La croissance n’en finit pas de revenir malgré l’action déterminée de la Banque centrale européenne qui mène une politique monétaire expansionniste. Doit-elle aller plus loin ? Comment peut-elle faire évoluer sa mission ? Difficile d’espérer des miracles !

La zone euro reste engluée dans une crise sans précédent qui se caractérise par la persistance d’un chômage élevé, un risque déflationniste croissant et une hétérogénéité accrue entre les pays européens. Ces divergences grandissantes menacent non seulement la cohésion économique de la zone euro mais également sa cohésion politique, ce qui fait peser une menace de dislocation de l’Union monétaire.

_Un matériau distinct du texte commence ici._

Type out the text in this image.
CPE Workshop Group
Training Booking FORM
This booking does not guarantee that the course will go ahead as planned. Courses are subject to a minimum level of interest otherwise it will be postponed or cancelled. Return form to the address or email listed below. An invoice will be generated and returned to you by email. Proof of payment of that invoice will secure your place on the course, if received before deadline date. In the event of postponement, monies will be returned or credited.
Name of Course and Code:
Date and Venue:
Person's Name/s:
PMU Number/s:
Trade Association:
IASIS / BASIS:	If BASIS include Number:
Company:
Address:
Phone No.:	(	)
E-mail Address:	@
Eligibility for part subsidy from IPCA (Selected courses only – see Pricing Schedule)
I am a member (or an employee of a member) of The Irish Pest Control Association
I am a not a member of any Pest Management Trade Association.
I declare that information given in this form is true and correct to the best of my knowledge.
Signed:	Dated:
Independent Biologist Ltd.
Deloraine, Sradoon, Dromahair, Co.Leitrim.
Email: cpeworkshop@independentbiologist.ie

Force est de constater que les solutions mises en œuvre jusqu’ici ont été insuffisantes pour résoudre cette situation. Pourtant, les économies européennes avaient réussi à retrouver le chemin de la croissance après la récession de 2008-2009 en s’appuyant sur des politiques budgétaire et monétaire expansionnistes. Mais le soutien budgétaire à l’économie s’est interrompu dès 2011 en raison des contraintes imposées par le pacte de stabilité et de croissance – contraintes renforcées en 2011 dans le cadre du « six pack » 1 – et de la crise des dettes souveraines, qui s’est traduite par une forte défiance des marchés sur la capacité de certains États à assurer la soutenabilité de leur dette. Les taux d’intérêt ont alors fortement augmenté, forçant les pays à adopter des mesures d’austérité afin de renforcer leur crédibilité.
Seule la politique monétaire a conservé une orientation expansionniste, si bien que tous les espoirs de reprise ont reposé sur la capacité de la Banque centrale européenne (BCE) à relancer la croissance, restaurer la confiance, assurer la stabilité des prix et la stabilité financière. La BCE fut, de fait, très active dès le début de la crise financière, en 2007, en jouant notamment le rôle de prêteur en dernier ressort auprès des institutions financières de la zone euro. Elle a ensuite non seulement baissé les taux d’intérêt mais aussi engagé de nombreuses mesures, certaines qualifiées de non conventionnelles. Pour autant, la croissance n’est toujours pas au rendez-vous et la menace déflationniste s’est accentuée tout au long de l’année 2014. La BCE peut-elle et doit-elle alors amplifier son action ? La conduite de la politique monétaire est-elle contrainte par le mandat assigné à la BCE ? De nouvelles mesures non conventionnelles seraient-elles efficaces pour soutenir l’activité dans la zone euro ? Cet article propose une analyse des marges de manœuvre de la BCE.

La mission de la BCE

La conduite de la politique monétaire dans la zone euro est encadrée par le traité sur l’Union européenne, qui précise que la mission de la BCE est prioritairement centrée sur la stabilité des prix. La BCE a par la suite quantifié cet objectif de stabilité des prix, en visant une progression de l’indice des prix à la consommation harmonisé inférieure à 2 % à moyen terme. L’article 127 du traité de fonctionnement de l’Union européenne stipule ensuite qu’au-delà, et « sans préjudice de l’objectif de stabilité des prix, le SEBC [Système européen de banques centrales] apporte son soutien aux politiques générales de l’Union », ce qui inclut notamment le développement durable de l’Europe fondé sur une croissance économique équilibrée et sur la stabilité des prix, le plein-emploi et le progrès social. Ainsi, l’objectif de croissance ou d’emploi n’est pas délaissé mais subordonné à celui de stabilité des prix.
L’expérience montre d’ailleurs que la BCE s’est aussi préoccupée de la croissance, ne serait-ce que parce que l’inflation et la croissance sont généralement liées positivement. Aujourd’hui, le risque d’inflation est écarté. En décembre 2014, les prix ont reculé de 0,2 % et la chute du prix du pétrole devrait prolonger cette tendance. Selon les prévisions de la BCE pour 2015 et 2016, l’inflation serait toujours inférieure à sa cible. Au-delà de l’effet pétrole, cette situation traduit largement l’atonie de la croissance et le chômage élevé dans la zone euro (figure 1). Il apparaît ainsi clairement qu’au regard du mandat confié à la BCE, une politique monétaire plus expansionniste est requise. Il y a aujourd’hui une complémentarité très forte entre l’objectif de stabilité des prix tel que défini par la BCE et le soutien à la croissance de la zone euro.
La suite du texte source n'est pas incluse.